As at the end of June, the Ghana Petroleum Investment Fund had a total amount of $484 million. The Stabilization Fund, which is meant to stabilize and mitigate the impact of crude oil hikes, has about $233 million, while the Heritage Fund has $250 million. Also, for the first half of this year, government grossed $213 million as total receipts from crude oil exports.
In 2011, Ghana’s legislators enacted important governance reforms to manage resource extraction, having been stung by its previous experiences as a gold producer. The Petroleum Revenue Management Act (PRMA) was meant to quarantine petroleum revenues from other fiscal revenues and enabled journalists, civil society groups and parliamentarians to undertake forensic analyses of how the government was managing the proceeds from oil.
It also created a framework for managing revenue volatility and saving for the future.
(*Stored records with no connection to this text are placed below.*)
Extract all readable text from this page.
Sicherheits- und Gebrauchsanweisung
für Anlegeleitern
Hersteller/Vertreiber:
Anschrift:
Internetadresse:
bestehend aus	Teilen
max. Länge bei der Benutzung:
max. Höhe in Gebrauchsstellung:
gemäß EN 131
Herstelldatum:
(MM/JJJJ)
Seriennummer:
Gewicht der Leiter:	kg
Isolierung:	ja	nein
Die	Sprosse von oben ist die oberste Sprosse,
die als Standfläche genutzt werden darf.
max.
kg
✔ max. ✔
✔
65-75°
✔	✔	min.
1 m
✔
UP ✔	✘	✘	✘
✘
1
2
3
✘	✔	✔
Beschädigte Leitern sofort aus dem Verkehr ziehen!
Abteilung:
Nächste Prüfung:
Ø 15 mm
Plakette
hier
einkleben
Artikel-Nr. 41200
The wall built into the government budget to separate petroleum revenues did help to create a huge amount of citizen interest in the oil sector and promoted robust oversight.
Ghana’s oil proceeds contribute about 8 percent of total government revenues. While the government managed to save $500 million in its petroleum fund by end of 2014, the PRMA did nothing to constrain the damaging effects of a $18 billion increase in public debt over the same period though the PRMA calls for a majority of annual expenditures, officially designated as deriving from petroleum revenues, to be directed toward public investment, capital spending has actually fallen from about 26 percent of spending to 17 percent since oil production began.
On the whole, instead of saving or investing for the future, Ghana has saddled itself with liabilities in order to pay the wage bill. For this reason, the country remains ill-equipped to manage swings in commodity prices and transform its resource revenues into meaningful development outcomes.